Certain essential features should be considered as influencing the high-quality clinical governance related to the efficient implementation of Infection Prevention and Control (IPC) programs. These features are the active involvement of the Chief Executive Officer, the focus on multi-level buy-in, development of preventive policies, the design of epidemiological experts’ networking, surveillance, and the focus on monitoring. The identified features can help in providing the required resources for infection and control practitioners and in fixing problems associated with infection outbreaks.

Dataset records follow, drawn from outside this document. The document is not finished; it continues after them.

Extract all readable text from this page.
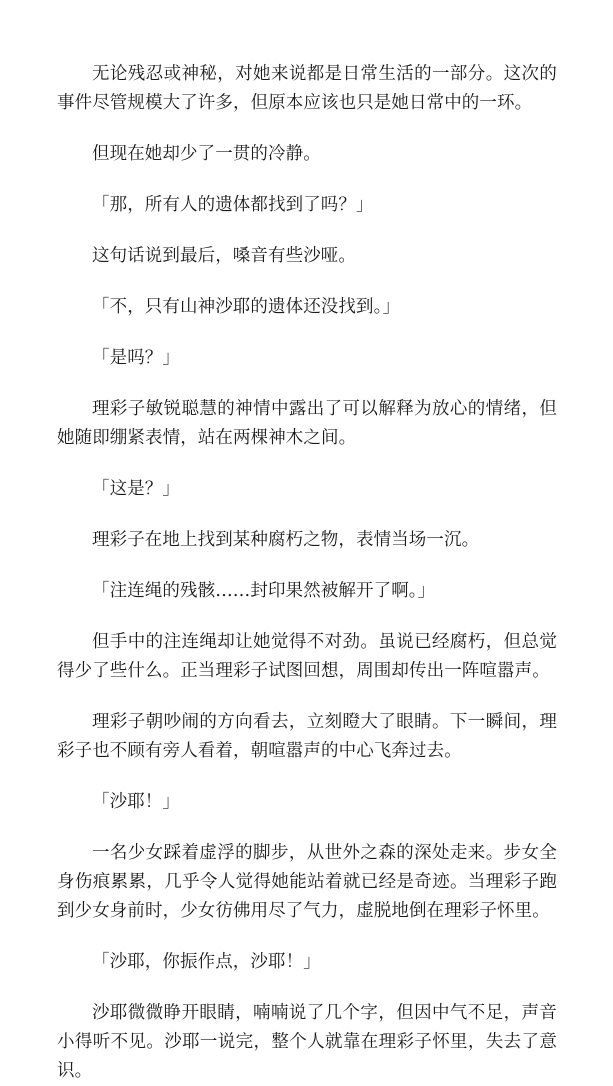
无论残忍或神秘，对她来说都是日常生活的一部分。这次的事件尽管规模大了许多，但原本应该也只是她日常中的一环。

但现在她却少了一贯的冷静。

「那，所有人的遗体都找到了吗？」

这句话说到最后，嗓音有些沙哑。

「不，只有山神沙耶的遗体还没找到。」

「是吗？」

理彩子敏锐聪慧的神情中露出了可以解释为放心的情绪，但她随即绷紧表情，站在两棵神木之间。

「这是？」

理彩子在地上找到某种腐朽之物，表情当场一沉。

「注连绳的残骸……封印果然被解开了啊。」

但手中的注连绳却让她觉得不对劲。虽说已经腐朽，但总觉得少了些什么。正当理彩子试图回想，周围却传出一阵喧嚣声。

理彩子朝吵闹的方向看去，立刻瞪大了眼睛。下一瞬间，理彩子也不顾有旁人看着，朝喧嚣声的中心飞奔过去。

「沙耶！」

一名少女踩着虚浮的脚步，从世外之森的深处走来。步女全身伤痕累累，几乎令人觉得她能站着就已经是奇迹。当理彩子跑到少女身前时，少女彷佛用尽了气力，虚脱地倒在理彩子怀里。

「沙耶，你振作点，沙耶！」

沙耶微微睁开眼睛，喃喃说了几个字，但因中气不足，声音小得听不见。沙耶一说完，整个人就靠在理彩子怀里，失去了意识。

Successful infection prevention programs also require access to an accredited laboratory and efficient pharmacy systems and protocols which would enable the infection control practitioners to provide prompts and meaningful feedback to groups of clinicians. In addition, effective surveillance, good reporting systems, ongoing education on evidence-based infection prevention practices, antimicrobial stewardship, and the promotion of the IPC program’s reasonable authority, support, and autonomy would contribute to the program’s effective work.
The success of IPC programs can be evaluated with references to completing the annual objectives measured according to the annual reports and surveillance reviews. These measures would help in stating benchmarks to compare the currently collected data with the previous results. Furthermore, effective surveillance would help in detecting and recognizing any potential outbreaks.